NOVA Guitar Duo: Nelly von Alven und Luiz Mantovani konzertierten in der Musik- und Kunstschule Bielefeld
Neue Westfälische, 30.05.2017, von Antje Doßmann

 Artikelphoto 30052017Bestachen auch durch natürliches Auftreten: Nelly von Alven und Luiz Mantovani (NOVA Guitar Duo) in der Musik- und Kunstschule.  © Foto: Antje Doßmann Bielefeld.

Die sechssaitige Konzertgitarre ist ein faszinierend ausdrucksstarkes Instrument, temperamentvoll und für manche Überraschung gut. Wer es so herausragend und mit solch offenkundiger Begeisterung spielt wie die mehrfach ausgezeichnete, in Bielefeld aufgewachsene Preisträgerin und Stipendiatin Nelly von Alven ist immer auch ein bisschen Gitarren-Botschafterin.

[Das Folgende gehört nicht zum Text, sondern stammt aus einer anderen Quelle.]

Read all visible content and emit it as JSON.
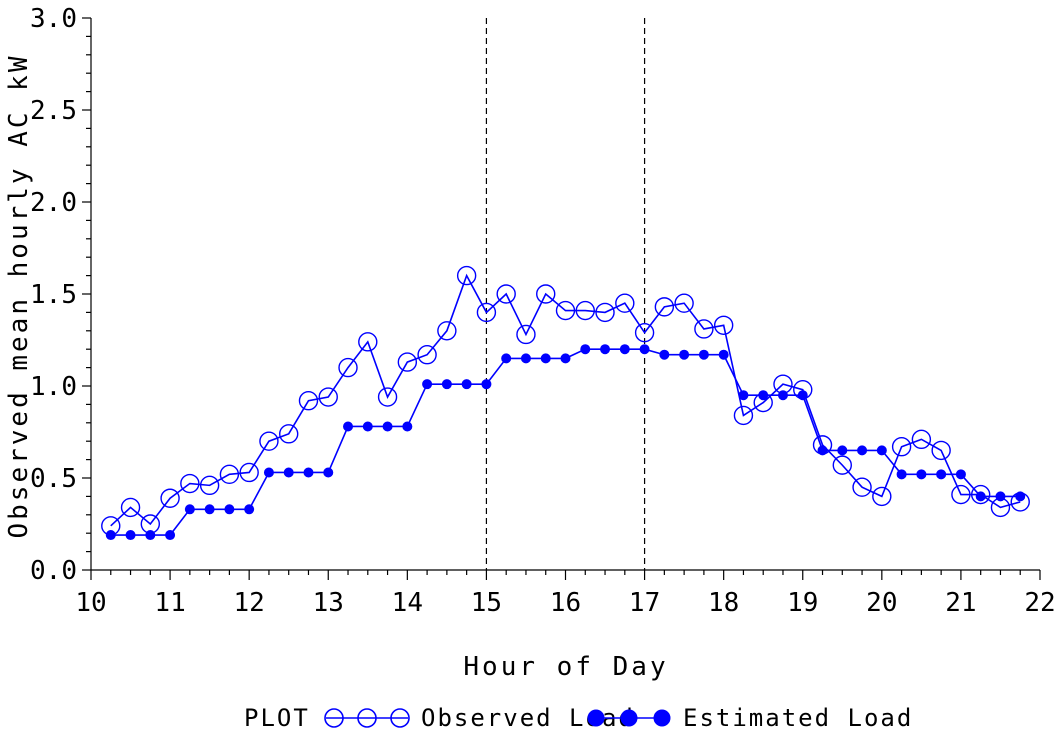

Mit großer Entdeckungsfreude spürt sie Kompositionen für dieses Instrument auf und überzeugt zudem zusammen mit Luiz Mantovani mit eigenen, für die Konzertgitarre geschriebenen Bearbeitungen klassischer Sonaten, Tänze und Lieder.

Eine Gitarrenallianz vom Allerfeinsten

Seit dem vergangenem Jahr treten die 26-jährige Musikerin und der renommierte brasilianische Gitarrist als NOVA Guitar Duo auf und sorgen für spannende Konzerterlebnisse. Denn Mantovani ist ein Virtuose an der selten gespielten achtsaitigen sogenannten Brahms-Gitarre, die durch ihre zwei A-Saiten einem Duo große Spielräume eröffnet, besonders für Klaviermusikbearbeitungen.

So haben die beiden, die sich während ihres Studiums am Royal College of Music in London kennengelernt haben, ein sehr variables Repertoire und bestechen bei Konzerten darüber hinaus durch ihr natürliches Auftreten. In der Musik- und Kunstschule, in der Nelly von Alven einst ihre ersten Grundlagen erlernte, konnte man sich davon einen schönen, lebhaften Eindruck verschaffen. Wirkte ihr künstlerisches Miteinander doch bei aller Konzentration entspannt und die Freude der erfolgreichen Gitarristin ungekünstelt, an diesem „vertrauten Ort voller guter Erinnerungen“ zu konzertieren. Auf Einladung des Bielefelder Gitarrenforums unter der Leitung von Nelly von Alvens ehemaligem Lehrer Hans Irmer gab das Duo ein sommerleichtes, hochklassiges Konzert, das mit Ausnahme der Soli, die von Alven im ersten Teil spielte, gemeinsame Bearbeitungen versammelte.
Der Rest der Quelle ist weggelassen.